Dr. Peter Bahr (U-M) and Dr. Lindsay Daugherty (RAND) are collaborating on a new study of postsecondary students in Ohio and Colorado. This study examines how stackable credentials—an increasingly common approach to structuring education and training in applied career and technical fields like health care, business, engineering technology, and information technology—are strengthening the educational attainment and employment opportunities for low-income individuals.
The project has four main objectives.
- Develop a framework for promoting equal access to stackable credential pipelines.
- Measure the differences between low-income students and their higher-income peers in the likelihood of credential-stacking and the labor market outcomes after stacking credentials.

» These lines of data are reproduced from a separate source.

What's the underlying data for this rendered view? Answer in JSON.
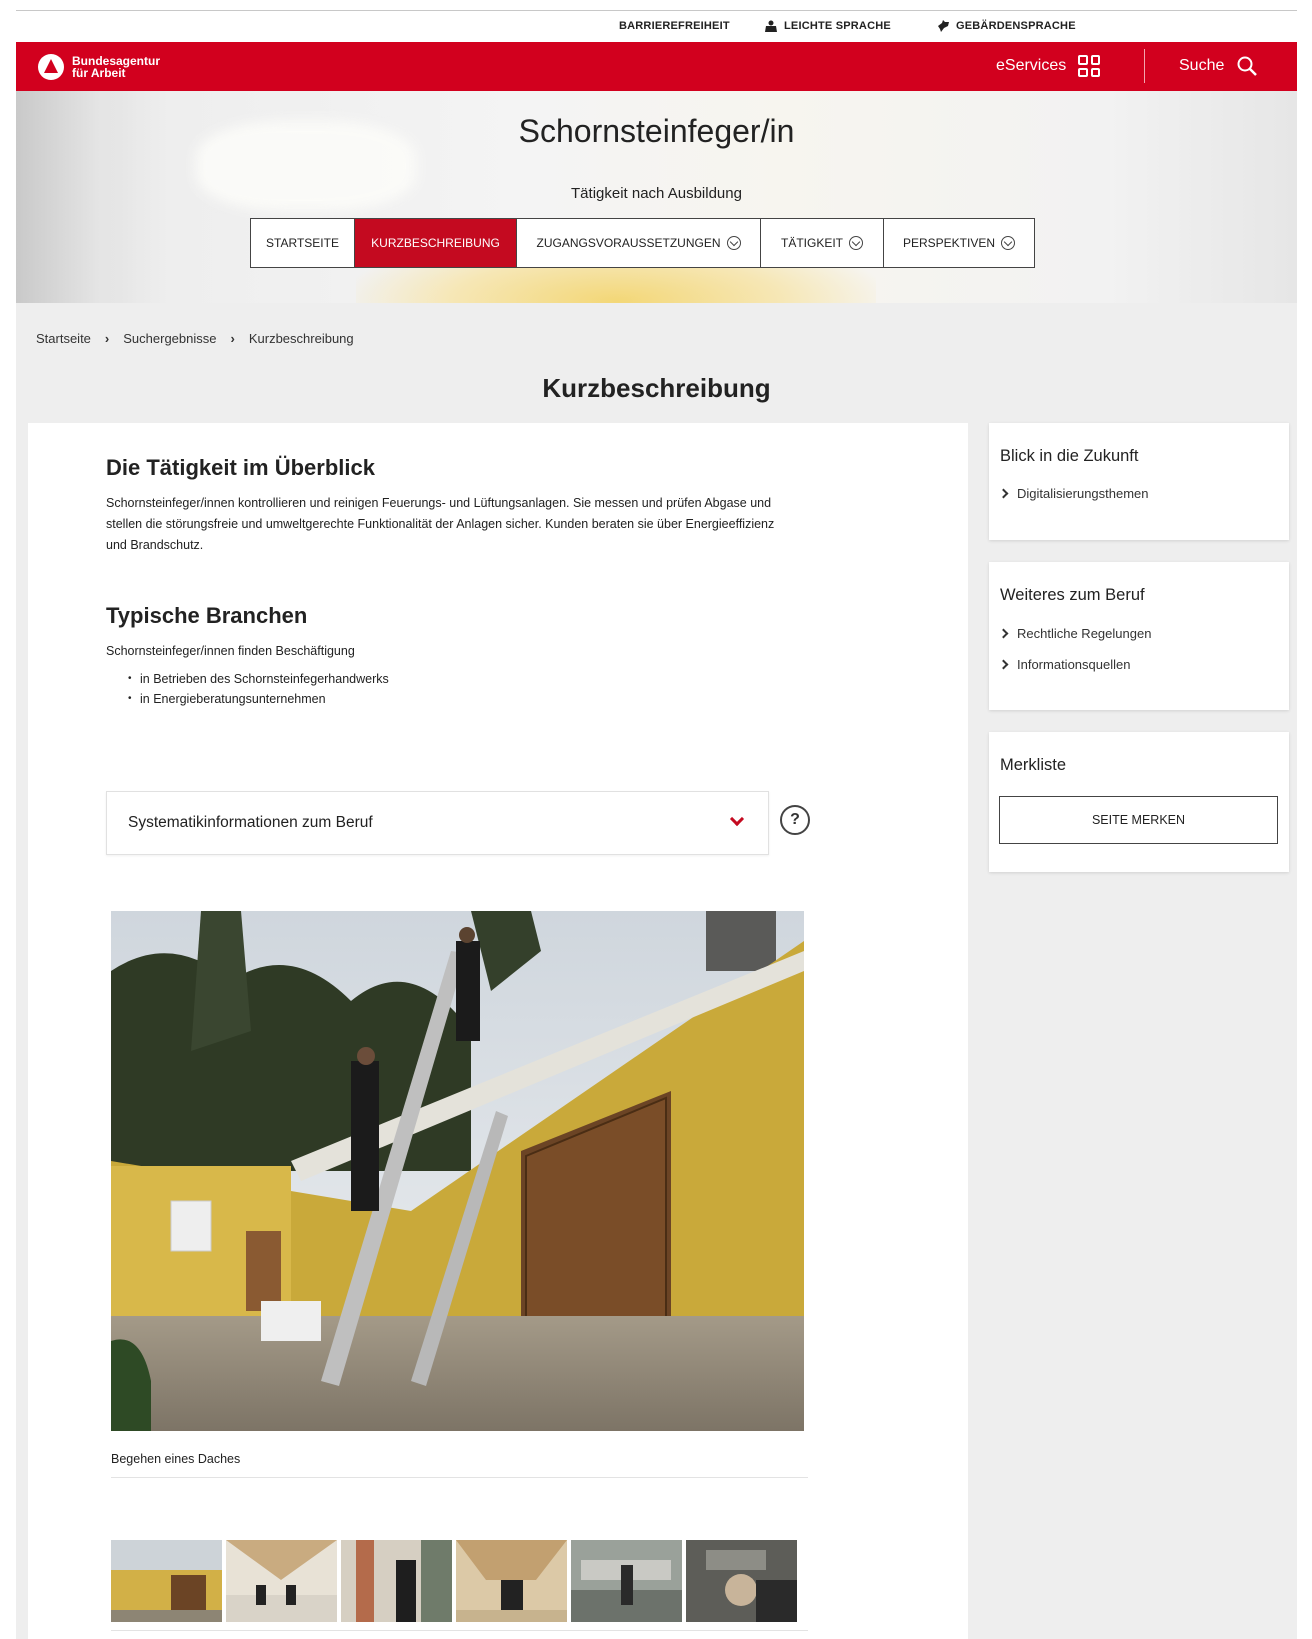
{
  "utility": {
    "accessibility": "BARRIEREFREIHEIT",
    "easy_language": "LEICHTE SPRACHE",
    "sign_language": "GEBÄRDENSPRACHE"
  },
  "header": {
    "logo_line1": "Bundesagentur",
    "logo_line2": "für Arbeit",
    "eservices": "eServices",
    "search": "Suche"
  },
  "hero": {
    "title": "Schornsteinfeger/in",
    "subtitle": "Tätigkeit nach Ausbildung",
    "tabs": [
      {
        "label": "STARTSEITE",
        "active": false,
        "dropdown": false
      },
      {
        "label": "KURZBESCHREIBUNG",
        "active": true,
        "dropdown": false
      },
      {
        "label": "ZUGANGSVORAUSSETZUNGEN",
        "active": false,
        "dropdown": true
      },
      {
        "label": "TÄTIGKEIT",
        "active": false,
        "dropdown": true
      },
      {
        "label": "PERSPEKTIVEN",
        "active": false,
        "dropdown": true
      }
    ]
  },
  "breadcrumb": [
    "Startseite",
    "Suchergebnisse",
    "Kurzbeschreibung"
  ],
  "page_heading": "Kurzbeschreibung",
  "main": {
    "overview_heading": "Die Tätigkeit im Überblick",
    "overview_text": "Schornsteinfeger/innen kontrollieren und reinigen Feuerungs- und Lüftungsanlagen. Sie messen und prüfen Abgase und stellen die störungsfreie und umweltgerechte Funktionalität der Anlagen sicher. Kunden beraten sie über Energieeffizienz und Brandschutz.",
    "branchen_heading": "Typische Branchen",
    "branchen_intro": "Schornsteinfeger/innen finden Beschäftigung",
    "branchen_items": [
      "in Betrieben des Schornsteinfegerhandwerks",
      "in Energieberatungsunternehmen"
    ],
    "accordion_label": "Systematikinformationen zum Beruf",
    "help_symbol": "?",
    "image_caption": "Begehen eines Daches"
  },
  "sidebar": {
    "future_title": "Blick in die Zukunft",
    "future_links": [
      "Digitalisierungsthemen"
    ],
    "more_title": "Weiteres zum Beruf",
    "more_links": [
      "Rechtliche Regelungen",
      "Informationsquellen"
    ],
    "merk_title": "Merkliste",
    "merk_button": "SEITE MERKEN"
  },
  "colors": {
    "brand_red": "#d2001e",
    "active_tab": "#c40a20",
    "page_grey": "#eeeeee"
  }
}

- Determine the extent to which low-income students encounter barriers to accessing stackable credential pipelines, with a focus on three particular barriers: noncredit-to-credit transfer, accessibility of institutions offering credential stacking options, and sorting of students into fields with few credential stacking options.
- Identify steps that states and institutions can take to strengthen equal access to stackable credential pipelines, and engage stakeholders with this actionable evidence.